Host: The Japanese Society of Toxicology
Name : The 51st Annual Meeting of the Japanese Society of Toxicology
Date : July 03, 2024 - July 05, 2024
A chemical language model, analogous to natural language processing, is employed in machine learning to handle compound structures, with SMILES representation as its principal input format. However, disparities in processing methods across databases lead to notational inconsistencies, even in Canonical SMILES. This study explores the influence of these 'dialects' in the applications of chemical language models for QSAR tasks.

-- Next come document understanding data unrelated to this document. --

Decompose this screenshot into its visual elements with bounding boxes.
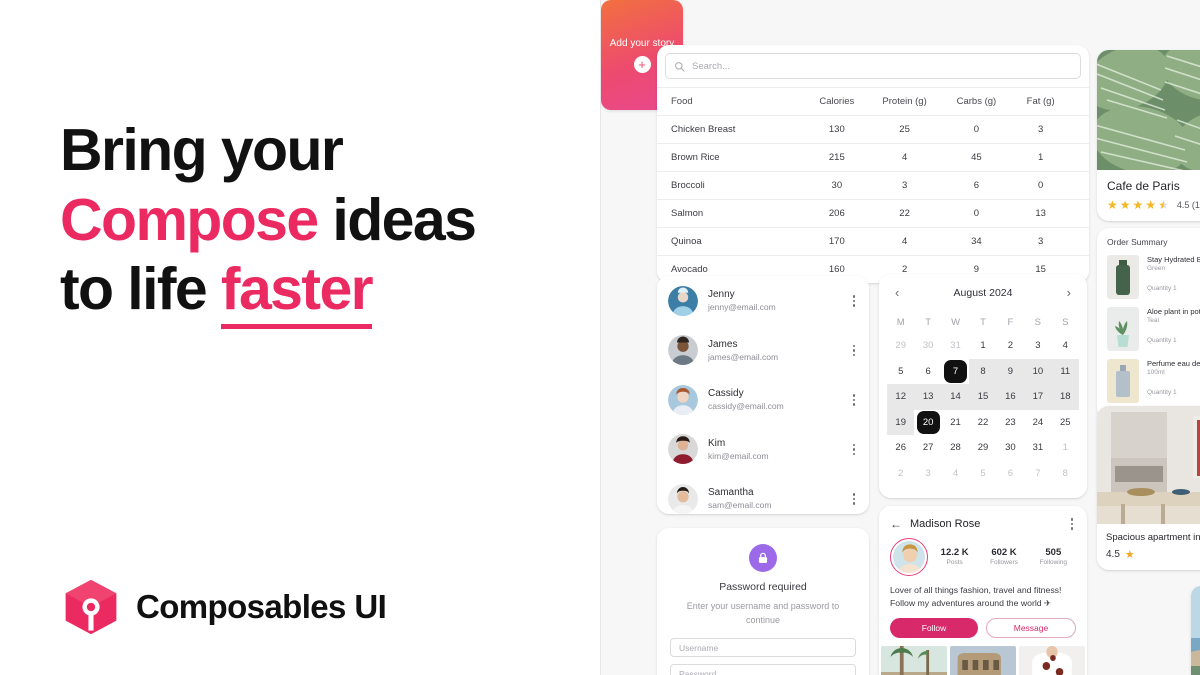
stat-value: 602 K bbox=[981, 547, 1026, 558]
password-card-title: Password required bbox=[657, 581, 869, 593]
prev-month-icon[interactable]: ‹ bbox=[895, 286, 899, 299]
star-icon: ★ bbox=[1133, 199, 1144, 211]
calendar-day[interactable]: 22 bbox=[969, 410, 996, 436]
plus-icon[interactable]: + bbox=[634, 56, 651, 73]
calendar-day[interactable]: 10 bbox=[1024, 359, 1051, 385]
calendar-day[interactable]: 25 bbox=[1052, 410, 1079, 436]
cell-protein: 22 bbox=[867, 200, 943, 228]
profile-username: Madison Rose bbox=[910, 518, 1060, 530]
lock-icon bbox=[749, 544, 777, 572]
table-row: Salmon20622013 bbox=[657, 200, 1089, 228]
profile-actions: Follow Message bbox=[879, 618, 1087, 646]
product-quantity: Quantity 1 bbox=[1147, 389, 1200, 396]
headline-line-2: Compose ideas bbox=[60, 186, 580, 256]
stat-followers: 602 K Followers bbox=[981, 547, 1026, 566]
calendar-day[interactable]: 2 bbox=[997, 333, 1024, 359]
rating-text: 4.5 (128 bbox=[1177, 200, 1200, 210]
brand-logo: Composables UI bbox=[62, 578, 386, 636]
table-header-row: Food Calories Protein (g) Carbs (g) Fat … bbox=[657, 88, 1089, 116]
back-arrow-icon[interactable]: ← bbox=[890, 517, 902, 531]
calendar-day[interactable]: 9 bbox=[997, 359, 1024, 385]
cell-carbs: 6 bbox=[943, 172, 1011, 200]
more-options-icon[interactable] bbox=[850, 343, 859, 359]
cell-carbs: 45 bbox=[943, 144, 1011, 172]
calendar-day[interactable]: 6 bbox=[997, 461, 1024, 487]
cell-food: Chicken Breast bbox=[657, 116, 807, 144]
profile-photo-grid bbox=[879, 646, 1087, 675]
story-preview-card[interactable] bbox=[1191, 586, 1200, 675]
calendar-day[interactable]: 21 bbox=[942, 410, 969, 436]
contact-email: kim@email.com bbox=[708, 451, 840, 461]
headline-word-compose: Compose bbox=[60, 187, 318, 253]
username-field[interactable]: Username bbox=[670, 638, 856, 657]
password-placeholder: Password bbox=[679, 669, 716, 675]
cell-fat: 13 bbox=[1010, 200, 1089, 228]
apartment-title: Spacious apartment in t bbox=[1106, 532, 1200, 543]
product-thumbnail bbox=[1107, 359, 1139, 403]
cell-protein: 4 bbox=[867, 144, 943, 172]
product-name: Aloe plant in pot bbox=[1147, 307, 1200, 316]
stat-posts: 12.2 K Posts bbox=[932, 547, 977, 566]
cell-protein: 3 bbox=[867, 172, 943, 200]
day-header: M bbox=[887, 311, 914, 333]
calendar-day[interactable]: 23 bbox=[997, 410, 1024, 436]
avatar bbox=[668, 434, 698, 464]
calendar-day[interactable]: 20 bbox=[914, 410, 941, 436]
calendar-day-headers: M T W T F S S bbox=[887, 311, 1079, 333]
nutrition-table-card: Search... Food Calories Protein (g) Carb… bbox=[657, 45, 1089, 283]
cell-calories: 170 bbox=[807, 228, 867, 256]
list-item[interactable]: Kim kim@email.com bbox=[657, 425, 869, 475]
day-header: T bbox=[914, 311, 941, 333]
headline-word-ideas: ideas bbox=[318, 187, 476, 253]
more-options-icon[interactable] bbox=[850, 442, 859, 458]
headline-word-faster: faster bbox=[221, 256, 372, 329]
table-row: Broccoli30360 bbox=[657, 172, 1089, 200]
stat-label: Following bbox=[1031, 559, 1076, 566]
calendar-day[interactable]: 27 bbox=[914, 435, 941, 461]
cell-carbs: 0 bbox=[943, 116, 1011, 144]
follow-button[interactable]: Follow bbox=[890, 618, 978, 638]
username-placeholder: Username bbox=[679, 643, 718, 653]
star-icon: ★ bbox=[1145, 199, 1156, 211]
order-summary-card: Order Summary Stay Hydrated Bottle Green… bbox=[1097, 228, 1200, 420]
photo-thumbnail[interactable] bbox=[881, 646, 947, 675]
avatar bbox=[890, 538, 928, 576]
cell-carbs: 34 bbox=[943, 228, 1011, 256]
table-row: Chicken Breast1302503 bbox=[657, 116, 1089, 144]
calendar-day[interactable]: 1 bbox=[1052, 435, 1079, 461]
stat-value: 12.2 K bbox=[932, 547, 977, 558]
contact-name: Kim bbox=[708, 438, 840, 449]
avatar bbox=[668, 286, 698, 316]
calendar-day-selected[interactable]: 20 bbox=[917, 411, 940, 434]
stat-value: 505 bbox=[1031, 547, 1076, 558]
list-item[interactable]: Cassidy cassidy@email.com bbox=[657, 375, 869, 425]
password-card-subtitle: Enter your username and password to cont… bbox=[657, 600, 869, 627]
cell-food: Salmon bbox=[657, 200, 807, 228]
contact-email: sam@email.com bbox=[708, 500, 840, 510]
list-item[interactable]: Jenny jenny@email.com bbox=[657, 276, 869, 326]
calendar-day[interactable]: 29 bbox=[969, 435, 996, 461]
brand-name: Composables UI bbox=[136, 588, 386, 626]
calendar-day[interactable]: 7 bbox=[942, 359, 969, 385]
cell-food: Broccoli bbox=[657, 172, 807, 200]
day-header: F bbox=[997, 311, 1024, 333]
headline-text-tolife: to life bbox=[60, 256, 221, 322]
cell-calories: 30 bbox=[807, 172, 867, 200]
calendar-day[interactable]: 7 bbox=[1024, 461, 1051, 487]
order-summary-title: Order Summary bbox=[1107, 237, 1200, 247]
cell-food: Brown Rice bbox=[657, 144, 807, 172]
column-header-calories[interactable]: Calories bbox=[807, 88, 867, 116]
calendar-day[interactable]: 4 bbox=[1052, 333, 1079, 359]
contact-email: cassidy@email.com bbox=[708, 401, 840, 411]
calendar-day[interactable]: 2 bbox=[887, 461, 914, 487]
date-range-calendar-card: ‹ August 2024 › M T W T F S S 2930311234… bbox=[879, 274, 1087, 498]
cell-fat: 0 bbox=[1010, 172, 1089, 200]
product-thumbnail bbox=[1107, 255, 1139, 299]
column-header-carbs[interactable]: Carbs (g) bbox=[943, 88, 1011, 116]
calendar-day[interactable]: 1 bbox=[969, 333, 996, 359]
calendar-day[interactable]: 29 bbox=[887, 333, 914, 359]
password-required-card: Password required Enter your username an… bbox=[657, 528, 869, 675]
product-name: Stay Hydrated Bottle bbox=[1147, 255, 1200, 264]
calendar-day-selected[interactable]: 7 bbox=[944, 360, 967, 383]
product-name: Perfume eau de parfu bbox=[1147, 359, 1200, 368]
calendar-day[interactable]: 4 bbox=[942, 461, 969, 487]
star-icon: ★ bbox=[1120, 199, 1131, 211]
more-options-icon[interactable] bbox=[850, 392, 859, 408]
search-icon bbox=[674, 61, 685, 72]
calendar-day[interactable]: 5 bbox=[969, 461, 996, 487]
calendar-day[interactable]: 14 bbox=[942, 384, 969, 410]
product-variant: Teal bbox=[1147, 317, 1200, 324]
calendar-day[interactable]: 5 bbox=[887, 359, 914, 385]
product-quantity: Quantity 1 bbox=[1147, 337, 1200, 344]
calendar-grid: 2930311234567891011121314151617181920212… bbox=[887, 333, 1079, 486]
contact-name: Cassidy bbox=[708, 388, 840, 399]
calendar-day[interactable]: 3 bbox=[1024, 333, 1051, 359]
contacts-list-card: Jenny jenny@email.com James james@email.… bbox=[657, 276, 869, 514]
list-item[interactable]: James james@email.com bbox=[657, 326, 869, 376]
calendar-day[interactable]: 31 bbox=[942, 333, 969, 359]
product-quantity: Quantity 1 bbox=[1147, 285, 1200, 292]
avatar bbox=[668, 484, 698, 514]
calendar-day[interactable]: 8 bbox=[969, 359, 996, 385]
nutrition-table: Food Calories Protein (g) Carbs (g) Fat … bbox=[657, 87, 1089, 283]
avatar bbox=[668, 335, 698, 365]
contact-name: Jenny bbox=[708, 289, 840, 300]
contact-email: jenny@email.com bbox=[708, 302, 840, 312]
calendar-header: ‹ August 2024 › bbox=[887, 284, 1079, 311]
rating-row: ★ ★ ★ ★ ★ 4.5 (128 bbox=[1107, 199, 1200, 211]
components-showcase-panel: Search... Food Calories Protein (g) Carb… bbox=[600, 0, 1200, 675]
calendar-day[interactable]: 3 bbox=[914, 461, 941, 487]
cell-protein: 25 bbox=[867, 116, 943, 144]
cell-calories: 206 bbox=[807, 200, 867, 228]
calendar-day[interactable]: 26 bbox=[887, 435, 914, 461]
calendar-day[interactable]: 17 bbox=[1024, 384, 1051, 410]
cell-calories: 130 bbox=[807, 116, 867, 144]
profile-header: ← Madison Rose bbox=[879, 506, 1087, 538]
calendar-day[interactable]: 31 bbox=[1024, 435, 1051, 461]
next-month-icon[interactable]: › bbox=[1067, 286, 1071, 299]
cube-logo-icon bbox=[62, 578, 120, 636]
profile-stats: 12.2 K Posts 602 K Followers 505 Followi… bbox=[879, 538, 1087, 584]
column-header-fat[interactable]: Fat (g) bbox=[1010, 88, 1089, 116]
calendar-day[interactable]: 28 bbox=[942, 435, 969, 461]
password-field[interactable]: Password bbox=[670, 664, 856, 675]
day-header: T bbox=[969, 311, 996, 333]
table-row: Quinoa1704343 bbox=[657, 228, 1089, 256]
calendar-day[interactable]: 11 bbox=[1052, 359, 1079, 385]
cell-protein: 4 bbox=[867, 228, 943, 256]
stat-label: Followers bbox=[981, 559, 1026, 566]
calendar-day[interactable]: 30 bbox=[997, 435, 1024, 461]
search-input[interactable]: Search... bbox=[665, 53, 1081, 79]
day-header: S bbox=[1052, 311, 1079, 333]
calendar-day[interactable]: 24 bbox=[1024, 410, 1051, 436]
column-header-protein[interactable]: Protein (g) bbox=[867, 88, 943, 116]
cell-fat: 3 bbox=[1010, 116, 1089, 144]
calendar-day[interactable]: 19 bbox=[887, 410, 914, 436]
more-options-icon[interactable] bbox=[1068, 516, 1077, 532]
calendar-day[interactable]: 8 bbox=[1052, 461, 1079, 487]
calendar-month-title: August 2024 bbox=[954, 287, 1013, 299]
page-title: Bring your Compose ideas to life faster bbox=[60, 116, 580, 325]
product-variant: 100ml bbox=[1147, 369, 1200, 376]
apartment-photo bbox=[1097, 406, 1200, 524]
message-button[interactable]: Message bbox=[986, 618, 1076, 638]
headline-line-3: to life faster bbox=[60, 255, 580, 325]
column-header-food[interactable]: Food bbox=[657, 88, 807, 116]
calendar-day[interactable]: 12 bbox=[887, 384, 914, 410]
hero-panel: Bring your Compose ideas to life faster … bbox=[0, 0, 600, 675]
half-star-icon: ★ bbox=[1158, 199, 1169, 211]
calendar-day[interactable]: 13 bbox=[914, 384, 941, 410]
profile-bio: Lover of all things fashion, travel and … bbox=[879, 584, 1087, 619]
search-placeholder: Search... bbox=[692, 61, 730, 72]
list-item[interactable]: Samantha sam@email.com bbox=[657, 474, 869, 514]
cell-food: Quinoa bbox=[657, 228, 807, 256]
contact-name: Samantha bbox=[708, 487, 840, 498]
product-variant: Green bbox=[1147, 265, 1200, 272]
rating-value: 4.5 bbox=[1106, 549, 1120, 560]
order-item: Perfume eau de parfu 100ml Quantity 1 bbox=[1107, 359, 1200, 403]
cell-calories: 215 bbox=[807, 144, 867, 172]
order-item: Aloe plant in pot Teal Quantity 1 bbox=[1107, 307, 1200, 351]
cell-carbs: 0 bbox=[943, 200, 1011, 228]
more-options-icon[interactable] bbox=[850, 491, 859, 507]
table-row: Brown Rice2154451 bbox=[657, 144, 1089, 172]
product-thumbnail bbox=[1107, 307, 1139, 351]
photo-thumbnail[interactable] bbox=[950, 646, 1016, 675]
stat-following: 505 Following bbox=[1031, 547, 1076, 566]
headline-line-1: Bring your bbox=[60, 116, 580, 186]
cafe-photo bbox=[1097, 50, 1200, 170]
social-profile-card: ← Madison Rose 12.2 K Posts 602 K Follow… bbox=[879, 506, 1087, 675]
contact-email: james@email.com bbox=[708, 352, 840, 362]
star-icon: ★ bbox=[1107, 199, 1118, 211]
cell-fat: 1 bbox=[1010, 144, 1089, 172]
cafe-rating-card: Cafe de Paris ★ ★ ★ ★ ★ 4.5 (128 bbox=[1097, 50, 1200, 221]
order-item: Stay Hydrated Bottle Green Quantity 1 bbox=[1107, 255, 1200, 299]
apartment-rating: 4.5 ★ bbox=[1106, 548, 1200, 561]
day-header: S bbox=[1024, 311, 1051, 333]
cafe-title: Cafe de Paris bbox=[1107, 179, 1200, 193]
day-header: W bbox=[942, 311, 969, 333]
calendar-day[interactable]: 30 bbox=[914, 333, 941, 359]
avatar bbox=[668, 385, 698, 415]
apartment-listing-card: Spacious apartment in t 4.5 ★ bbox=[1097, 406, 1200, 570]
star-icon: ★ bbox=[1125, 548, 1135, 561]
calendar-day[interactable]: 15 bbox=[969, 384, 996, 410]
contact-name: James bbox=[708, 339, 840, 350]
stat-label: Posts bbox=[932, 559, 977, 566]
headline-line-1-text: Bring your bbox=[60, 117, 342, 183]
calendar-day[interactable]: 18 bbox=[1052, 384, 1079, 410]
photo-thumbnail[interactable] bbox=[1019, 646, 1085, 675]
calendar-day[interactable]: 16 bbox=[997, 384, 1024, 410]
more-options-icon[interactable] bbox=[850, 293, 859, 309]
cell-fat: 3 bbox=[1010, 228, 1089, 256]
calendar-day[interactable]: 6 bbox=[914, 359, 941, 385]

An initial investigation revealed discrepancies in SMILES representations regarding stereochemistry across databases, which could impact the application of chemical language models. To assess the influence of these inconsistencies, three pre-processing methods were implemented: standard procedures, explicit stereoisomer assignment via 3D structure calculation, and exclusion of stereoisomeric data. Three corresponding models were constructed and evaluated for their performance on the Ames test dataset, focusing on translation and classification accuracy. Findings indicated notable enhancements in translation accuracy with the proposed pre-processing methods, while classification accuracy showed marginal improvement.
From the above, we found that (1) compound databases have many notational inconsistencies, and (2) taking stereoisomerism into account may contribute to improving the accuracy when applying chemical language models. It is expected that the operation of an appropriate chemical language model will contribute to the improvement of QSAR tasks, such as Ames mutagenicity prediction.